São 21 denúncias registradas por jornalistas nos Sindicatos dos Jornalistas Profissionais da Grande Dourados (Sinjorgran) e de Mato Grosso do Sul (Sindjor-MS) que foram incluídos pelas entidades nos relatórios nacionais.

Mesmo que o relatório do ano de 2012 ainda não esteja disponibilizado na internet, é possível antecipar com dados do Sinjorgran que o documento registrará os casos de Geraldo Ferreira Martinez (Antonio João), Armando Amorim Anache (Aquidauana), Paulo Rocaro (Ponta Porã) e Ademar Cardoso de Andrade e Eduardo Carvalho (Campo Grande).

A violência deve ser sempre repudiada.

Acompanhe os relatos ano a ano:

2011

AGRESSÕES FÍSICAS E VERBAIS

Débora Louise – Porto Murtinho – 31 de janeiro

A jornalista Débora Louise, assesso­ra de imprensa da Prefeitura de Por­to Murtinho e radialista da emissora Guaicurus foi ofendida verbalmente pelo vereador e radialista Edicarlos Lourenço, em seu programa de rádio matinal pela FM 99,9 Alto Paraguay, emissora localizada na cidade de Car­melo Peralta (PY) na divisa com Porto Murtinho (MS). Apesar de não citar o nome de Débora, era possível saber que os ataques eram direcionados a assessora de imprensa, pois dava to­das as suas características.

A jornalista Débora Louise registrou boletim de ocorrência no dia 3 de feve­reiro contra o radialista Edicarlos.
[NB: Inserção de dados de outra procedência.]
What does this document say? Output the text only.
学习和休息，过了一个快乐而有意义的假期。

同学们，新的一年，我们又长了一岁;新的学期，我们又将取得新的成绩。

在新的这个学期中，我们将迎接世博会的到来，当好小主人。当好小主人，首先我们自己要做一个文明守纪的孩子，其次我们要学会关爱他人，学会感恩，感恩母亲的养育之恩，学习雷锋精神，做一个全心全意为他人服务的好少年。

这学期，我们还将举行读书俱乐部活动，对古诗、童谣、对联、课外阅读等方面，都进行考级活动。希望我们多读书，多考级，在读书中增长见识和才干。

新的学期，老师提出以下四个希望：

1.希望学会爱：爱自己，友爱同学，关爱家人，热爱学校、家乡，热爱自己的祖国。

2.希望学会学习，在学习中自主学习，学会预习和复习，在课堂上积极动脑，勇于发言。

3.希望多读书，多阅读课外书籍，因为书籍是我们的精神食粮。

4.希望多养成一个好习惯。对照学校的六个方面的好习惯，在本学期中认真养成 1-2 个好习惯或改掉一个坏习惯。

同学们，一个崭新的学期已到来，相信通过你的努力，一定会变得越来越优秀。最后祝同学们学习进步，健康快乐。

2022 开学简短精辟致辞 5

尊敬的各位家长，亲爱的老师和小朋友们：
Con­forme o registro, em seu programa do dia 31 de janeiro, Edicarlos injuriou a vítima dizendo que era “sapatão sem vergonha, que usa entorpecentes e que pega as menininhas na calada da noite”, além de outras injúrias que a vítima gravou em CD, o qual foi ane­xado no Boletim de Ocorrência. Res­saltou, ainda que as ofensas vinham ocorrendo desde o dia 21 de janeiro de 2011.

2009

Agressões Físicas e Verbais

João Rocha, João Silva e Josivan Aragão – Dourados – 7 de setembro

Os profissionais estavam na secretaria de Saúde para uma entrevista com a coordenadora da Saúde da Mulher, Cristiane Kruger, quando, ainda no saguão da repartição, o prefeito Ari Artuzi (PDT) avistou a equipe, formada pelo repórter João Rocha, pelo repórter cinematográfico João Silva e pelo auxiliar Josivan Aragão, e dirigiu-se até ela em tom agressivo, intimidando e assediando os jornalistas como se a equipe fosse à responsável pela linha editorial da empresa.

O Sindicato dos Jornalistas Profissionais na Região da Grande Dourados (Sinjorgran) emitiu nota afirmando que o prefeito demonstrou sua dificuldade de conviver democraticamente e sua incompreensão do significado conceitual e prático da democracia e da liberdade de imprensa.

Henrique de Matos – Dourados – 20 de setembro

O repórter fazia uma entrevista com o secretário de Obras do Município, William Bussuan, no gabinete do secretário, quando, mais uma vez, o prefeito Ari Artuzi (PDT) entrou no recinto e começou a ofender o repórter.

O Sindicato dos Jornalistas Profissionais na Região da Grande Dourados (Sinjorgran) repudiou a atitude do prefeito pela maneira intimadora, constrangedora e desrespeitosa dirigida ao jornalista e afirmou que jamais vai admitir gestos truculentos com seus filiados quando os mesmos estiverem no exercício pleno de suas atividades.

2007-2008

Ameaças

Lucyana Cabral (repórter) e Waldemir Barbosa (repórter fotográfico) – Campo Grande – 26 de março

A equipe de reportagem do Jornal Última Hora foi recepcionada com truculência por guardas municipais, quando tentava realizar uma matéria sobre o surto de dengue que atinge a cidade de Campo Grande, no Mato Grosso do Sul (MS). Os Guardas municipais tentaram tomar o equipamento fotográfico do repórter e também ameaçaram os jornalistas.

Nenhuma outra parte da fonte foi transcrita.